Keine Bedenken hinsichtlich der Gesetzmäßigkeit der Verordnung der Niederösterreichischen Landesregierung vom 14. Juli 1954, LGBl. Nr. 72, mit der die Bezirkshauptmannschaft Wien-Umgebung errichtet worden ist.
Mit der Schaffung eines neuen politischen Bezirkes ist notwendigerweise die Änderung der bestehenden Sprengeleinteilung verbunden. Weder das Übergangsgesetz 1920 noch ein anderes Bundesverfassungsgesetz schließt diese Änderung von der Regelung des § 8 Abs. 5 lit. d zweiter Satz ÜG 1920 aus. Für die Schaffung eines neuen politischen Bezirkes gilt daher auch diese Regelung. Der Satz "Die Grenzen der politischen Bezirke, der Gerichtsbezirke, autonomen Bezirke und der Ortsgemeinden dürfen sich nicht schneiden" ist wörtlich zu nehmen. Es handelt sich um die in der Natur verlaufenden Gebietsgrenzen, die - entgegen dem Vorbringen der Beschwerde - weder direkt noch indirekt durch die Lage des Amtssitzes der betreffenden Behörde bestimmt oder mitbestimmt werden.
Unter "Errichtung neuer Behörden" i. S. des Erk. Slg. 2332/1952 ist nur die Errichtung neuer Arten von Behörden im Bereich der autonomen Landesverwaltung - insbesondere die Errichtung einer autonomen Bezirksverwaltung - zu verstehen. Das Erk. enthält keine Aussage über die Errichtung neuer Bezirkshauptmannschaften.

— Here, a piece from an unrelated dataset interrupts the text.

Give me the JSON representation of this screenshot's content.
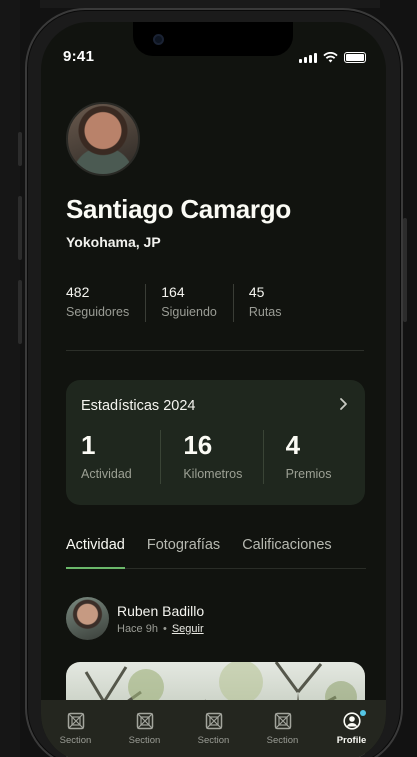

Über den Sitz der Gemeindebehörde, des Bezirksgerichtes, der autonomen Bezirksbehörde und der Bezirkshauptmannschaft enthält weder § 8 Abs. 5 lit. d ÜG 1920 noch irgendeine andere Stelle der Verfassung eine Vorschrift, die besagt, daß er sich innerhalb der entsprechenden Sprengelgrenzen befinden muß.
Der Amtssitz hat mit den Grenzen der örtlichen Zuständigkeit nichts zu tun.
Es gibt keine Bestimmung der Bundesverfassung, die es verbieten würde, daß die NÖ Landesregierung ihren Sitz in Wien hat.
Ist eine Verordnung ohne gesetzliche Deckung erlassen worden, so kann ein nachfolgendes Gesetz eine einwandfreie Deckung geben.
Die Aufhebung des § 1 Abs. 3 der Verordnung der NÖ Landesregierung vom 12. Juli 1966, LGBl. Nr. 273, mit der die Geschäftsordnung der NÖ Landesregierung aufgestellt wird, gemäß {Bundes-Verfassungsgesetz Art 139, Art. 139 B-VG} von Amts wegen wirkt auf den Anlaßbeschwerdefall zurück. Bestehen blieb § 3 der Geschäftsordnung der Landesregierung; diese Verordnungsstelle regelt taxativ, welche Angelegenheiten durch die Landesregierung als Kollegium zu besorgen sind. Infolge des Wegfalles der Bestimmung des § 1 Abs. 3 der Geschäftsordnung ist hinsichtlich der nicht von § 3 erfaßten Landesvollziehungsangelegenheiten die Zuständigkeit ungeregelt. Es ist ungeregelt, welchem Landesregierungsmitglied ein Vollziehungsakt in diesen Angelegenheiten zuzurechnen ist. In diesem Fall kann auch die Bestimmung des § 3 Abs. 3 des B-VG vom 30. Juli 1925, BGBl. Nr. 289, betreffend Grundsätze für die Einrichtung und Geschäftsführung der Ämter der Landesregierungen außer Wien, nicht zum Tragen kommen, die vorsieht, daß sich die einzelnen Mitglieder der Landesregierung durch Beamte vertreten lassen können.
Der bekämpfte Bescheid kann also gesetzmäßigerweise weder der Landesregierung noch einem Landesregierungsmitglied noch einer anderen Behörde zugerechnet werden. Das Amt der Landesregierung hat ihn unter Inanspruchnahme einer nicht gesetzmäßig begründeten Zuständigkeit erlassen.
Der Bf. wurde daher durch den bekämpften Bescheid in seinem verfassungsgesetzlich gewährleisteten Recht, dem gesetzlichen Richter nicht entzogen zu werden, verletzt.
Das Recht auf das Verfahren vor dem gesetzlichen Richter wird durch den Bescheid einer gesetzwidrigerweise existierenden Behörde verletzt, der gesetzmäßigerweise überhaupt keine Zuständigkeit zukommen kann.
Aufhebung des bekämpften Bescheides im Anlaßbeschwerdeverfahren nach Aufhebung einer präjudiziellen Verordnung von Amts wegen.